But if truth be told, a more appropriate mantra for this generation is: "It's all about me." In fact, Web sites abound making that very claim. Type in "It's all about me" and you'll find thousands of self-declarative, self-proclaiming, self-expressing netizens professing "It's all about me" - whoever "me" might happen to be.
Ebay, the online auction site, encourages "about me" pages because "Your About Me" page is a great way for people to understand who you are. You describe who you are - or if not who you are, then maybe how you see yourself, or wish yourself to be. You create a Web site which defiantly declares, "It's about me! It's all about me! Me, me, me, me! Notice me! See me! Here I am! I matter! Read about me! Know me!"
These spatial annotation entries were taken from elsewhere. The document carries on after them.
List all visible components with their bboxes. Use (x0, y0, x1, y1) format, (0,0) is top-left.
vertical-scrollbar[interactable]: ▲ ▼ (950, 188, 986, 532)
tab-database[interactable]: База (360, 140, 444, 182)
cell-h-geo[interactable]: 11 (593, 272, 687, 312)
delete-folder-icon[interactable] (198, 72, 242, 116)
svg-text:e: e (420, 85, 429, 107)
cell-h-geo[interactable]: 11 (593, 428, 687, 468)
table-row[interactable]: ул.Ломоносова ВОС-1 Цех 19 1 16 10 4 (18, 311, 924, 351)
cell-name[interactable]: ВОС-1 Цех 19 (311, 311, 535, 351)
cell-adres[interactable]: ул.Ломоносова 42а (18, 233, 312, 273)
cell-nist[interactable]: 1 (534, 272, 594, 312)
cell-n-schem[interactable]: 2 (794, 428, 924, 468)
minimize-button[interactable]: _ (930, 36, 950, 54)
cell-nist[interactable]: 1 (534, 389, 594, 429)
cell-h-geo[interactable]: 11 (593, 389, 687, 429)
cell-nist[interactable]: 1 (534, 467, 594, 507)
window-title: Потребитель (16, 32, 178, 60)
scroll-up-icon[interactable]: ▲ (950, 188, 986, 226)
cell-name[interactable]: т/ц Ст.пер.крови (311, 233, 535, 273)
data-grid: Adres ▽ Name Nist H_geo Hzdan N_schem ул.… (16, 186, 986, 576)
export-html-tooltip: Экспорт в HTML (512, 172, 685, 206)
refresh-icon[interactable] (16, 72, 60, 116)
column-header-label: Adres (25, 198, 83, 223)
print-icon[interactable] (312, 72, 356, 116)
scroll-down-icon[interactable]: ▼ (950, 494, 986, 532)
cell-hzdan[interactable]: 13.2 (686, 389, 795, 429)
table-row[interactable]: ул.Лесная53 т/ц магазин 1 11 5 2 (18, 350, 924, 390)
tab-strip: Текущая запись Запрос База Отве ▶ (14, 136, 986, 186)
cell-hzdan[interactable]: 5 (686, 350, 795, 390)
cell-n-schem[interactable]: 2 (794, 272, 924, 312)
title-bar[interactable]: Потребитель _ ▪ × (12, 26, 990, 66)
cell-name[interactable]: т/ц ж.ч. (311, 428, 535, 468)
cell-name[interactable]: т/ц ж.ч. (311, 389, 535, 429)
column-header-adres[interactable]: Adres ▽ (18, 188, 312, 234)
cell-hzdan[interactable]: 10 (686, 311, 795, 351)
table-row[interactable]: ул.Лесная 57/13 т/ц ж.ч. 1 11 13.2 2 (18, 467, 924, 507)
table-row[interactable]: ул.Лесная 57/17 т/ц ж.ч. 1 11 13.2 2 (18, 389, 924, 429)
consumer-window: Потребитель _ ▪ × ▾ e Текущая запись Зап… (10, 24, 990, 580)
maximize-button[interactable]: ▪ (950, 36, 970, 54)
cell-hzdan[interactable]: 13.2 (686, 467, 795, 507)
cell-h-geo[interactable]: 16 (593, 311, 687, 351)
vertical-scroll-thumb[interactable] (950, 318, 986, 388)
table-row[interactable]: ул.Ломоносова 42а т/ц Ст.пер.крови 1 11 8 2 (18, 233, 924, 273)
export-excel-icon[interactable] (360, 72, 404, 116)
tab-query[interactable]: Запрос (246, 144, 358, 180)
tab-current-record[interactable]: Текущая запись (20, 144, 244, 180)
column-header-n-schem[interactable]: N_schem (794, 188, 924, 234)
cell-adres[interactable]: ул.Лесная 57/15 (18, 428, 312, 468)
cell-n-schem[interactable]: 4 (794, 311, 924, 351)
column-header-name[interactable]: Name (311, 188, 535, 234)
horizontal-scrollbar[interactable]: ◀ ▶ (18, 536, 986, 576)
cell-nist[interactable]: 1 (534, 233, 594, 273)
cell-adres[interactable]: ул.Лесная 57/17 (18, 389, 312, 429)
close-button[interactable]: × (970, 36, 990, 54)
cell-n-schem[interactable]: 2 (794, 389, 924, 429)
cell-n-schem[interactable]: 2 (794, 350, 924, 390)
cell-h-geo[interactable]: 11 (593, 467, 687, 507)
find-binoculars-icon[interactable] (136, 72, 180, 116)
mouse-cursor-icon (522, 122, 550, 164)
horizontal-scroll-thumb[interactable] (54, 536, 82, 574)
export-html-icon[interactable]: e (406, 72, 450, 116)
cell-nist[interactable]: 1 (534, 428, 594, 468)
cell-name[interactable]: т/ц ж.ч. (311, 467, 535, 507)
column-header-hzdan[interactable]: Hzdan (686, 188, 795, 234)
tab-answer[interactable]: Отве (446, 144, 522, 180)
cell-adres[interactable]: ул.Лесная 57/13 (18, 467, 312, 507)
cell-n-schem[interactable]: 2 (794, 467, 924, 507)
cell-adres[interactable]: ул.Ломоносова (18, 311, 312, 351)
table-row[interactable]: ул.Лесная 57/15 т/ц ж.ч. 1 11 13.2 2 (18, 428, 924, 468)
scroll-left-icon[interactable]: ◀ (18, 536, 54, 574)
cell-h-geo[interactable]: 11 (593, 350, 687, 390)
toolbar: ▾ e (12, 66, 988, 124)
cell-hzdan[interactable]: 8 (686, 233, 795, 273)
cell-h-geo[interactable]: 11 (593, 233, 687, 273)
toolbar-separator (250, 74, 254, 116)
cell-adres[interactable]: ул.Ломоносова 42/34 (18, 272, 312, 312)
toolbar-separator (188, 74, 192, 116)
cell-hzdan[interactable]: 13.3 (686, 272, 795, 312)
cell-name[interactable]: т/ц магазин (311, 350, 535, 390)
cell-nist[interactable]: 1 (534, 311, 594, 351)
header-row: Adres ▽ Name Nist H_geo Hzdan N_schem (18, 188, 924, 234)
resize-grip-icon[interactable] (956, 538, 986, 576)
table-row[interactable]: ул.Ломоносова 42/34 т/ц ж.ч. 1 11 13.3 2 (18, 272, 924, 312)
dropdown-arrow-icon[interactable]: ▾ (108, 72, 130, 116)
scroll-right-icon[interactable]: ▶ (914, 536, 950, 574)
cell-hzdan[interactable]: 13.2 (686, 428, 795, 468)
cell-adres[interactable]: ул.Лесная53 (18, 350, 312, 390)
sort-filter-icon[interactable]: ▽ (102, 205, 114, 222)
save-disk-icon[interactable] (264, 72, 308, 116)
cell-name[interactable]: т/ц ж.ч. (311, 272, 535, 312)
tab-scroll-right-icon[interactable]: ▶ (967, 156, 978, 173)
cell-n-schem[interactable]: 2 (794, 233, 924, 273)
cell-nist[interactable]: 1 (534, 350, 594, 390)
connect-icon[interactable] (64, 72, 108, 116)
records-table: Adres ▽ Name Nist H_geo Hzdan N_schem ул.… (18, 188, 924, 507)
Jesus is well aware of the destructive nature of the "all-about-me" mentality. That's why he warns that his followers must be willing to deny themselves before they can be counted as true disciples. He understood that the only thing that stands between God and me, is me. I'm in my own way. Every time I try to walk alone I trip over myself.
This getting-out-of-the-way is what makes Peter's proclamation about Jesus so remarkable, so extraordinary, so inconceivable. For a moment, perhaps for the first time in his life, Peter gets out of his own way. For a moment Peter stops thinking about himself. He stops putting "me" first. In a flash of insight he understands, if only for that instant, that it isn't "about ME" - it never was and never will be. In effect, Peter proclaims, "It's all about you, Jesus!"
It's about Peter's becoming smaller inside himself and allowing Jesus to become bigger inside him. John the Baptist had the same insight when he said about Jesus, "He must increase, but I must decrease."